As CCF’s scat dog researcher, I am working with and training multiple dogs to accompany me in the field and help me find the scat of the elusive and wide-ranging cheetah. Therefore I am always looking for ways to improve my dog-handling skills and build a solid foundation on learning theories. I was very happy when CCF supported me to further my qualifications and gain a formal dog training certification. The diploma course offered by The International School for Canine Psychology & Behaviour teaches the basic principles of reward and science-based training strategies and provides a lot of information on dog behaviour, which is exactly what I was looking for. I enrolled for the course early this year and since then worked my way through several modules starting from the very basics of positive reinforcement up to more complex behaviour chains.
The course was purely online, which was necessary because of the long periods of field trips with the scat dogs year and the travel restrictions caused by the covid-19 pandemic. Many training videos made it still possible to see the discussed theory in action and in return, I was also asked to submit many videos interacting and working with the dogs, in addition to the written essays for every module. Of course, the training exercises were the most fun and CCF provides an excellent training environment with many dogs from various breeds and ages.
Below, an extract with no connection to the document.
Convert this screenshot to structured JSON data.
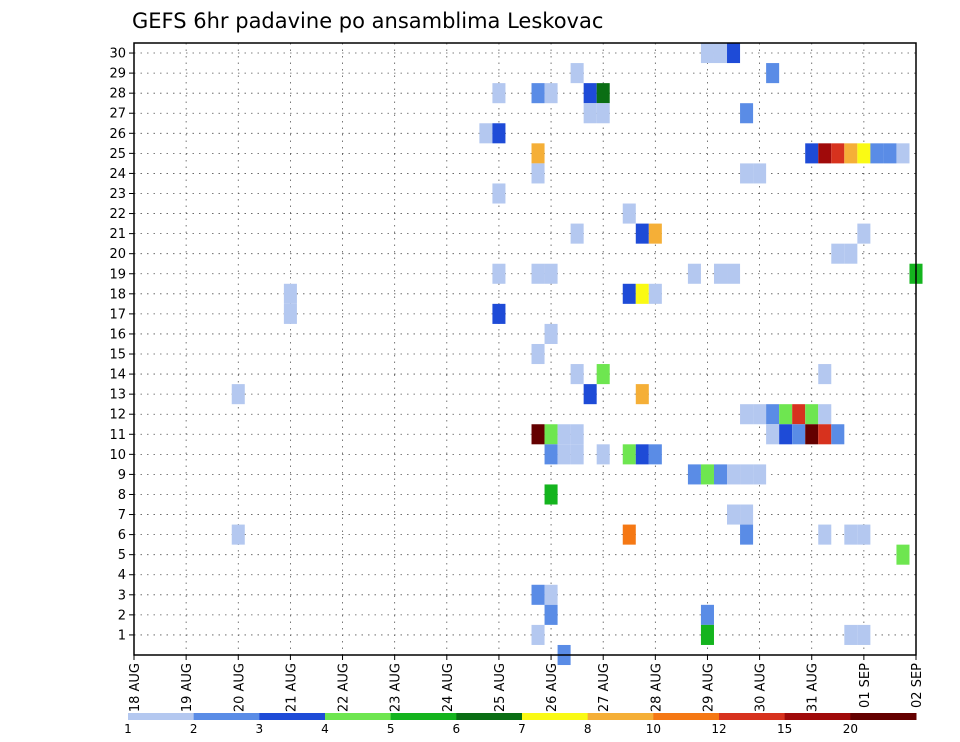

Among the highlights were some general reinforcement strategies with Optel, a little mixed breed who was incredibly joyful in every exercise, which makes training a very easy task.
Together with Katira, one of our young Livestock Guarding Dogs originating from a working mixed breed line, we were trying to implement some basic behaviours. Since she will be a breeding female as part of the mixed breed dog guarding program, having this extra training helps keep stress levels low if our vet team needs to perform any examinations. While she is specifically trained to be working with our dairy herd and protect them in the veld, it is very handy to have some basic commands like ‘sit and wait for your food’ to make handling such an energetic and happy dog a little easier on a daily basis.
Of course, I was also doing many exercises with my colleagues Enyakwa, Gamena and Ole. As Ole already had a great repertoire of exercises from our work before CCF, he made it very easy to adjust those for the tasks in the course. This made the ‘formal retrieve’ over two obstacles, where the dog has to fetch an item, bring it to the handler and only release it on cue, an easy challenge even though it is a chained behaviour with many components that are not easy for the dog.
Enya and Gamena make teaching new tricks very easy and prove that Belgian Malinoises are known to be challenging to handle but easy to train. They are so eager to please with newly learned behaviours that even the advanced ‘tunnel racing game’ only took us a few days and some dozen repetitions (See photos below). Here the dog gets rewarded with a primary reinforcer (food/play) for running through a tunnel or in our case a cardboard box from a washing machine, we sometimes have to be creative and use what we have. After some time the behaviour itself is reinforcing even without the reward and therefore becomes a secondary reinforcer. This principle is probably best known from a clicker, where the sound has no meaning at the beginning but after being ‘charged’ with constant rewards acts as a reward itself because the dog learnt that a reward is on the way. Besides the course is a lot of fun it was also hard work and I am therefore very happy that I have now successfully completed all the modules and gained a certified dog trainer diploma and can use the title ISCP.Cert.Dog Trainer. I hope that the course prepared me even better to communicate with my dogs and improve our work.
Training the tunnel racing game with CCF scat detection dog Enyakwa.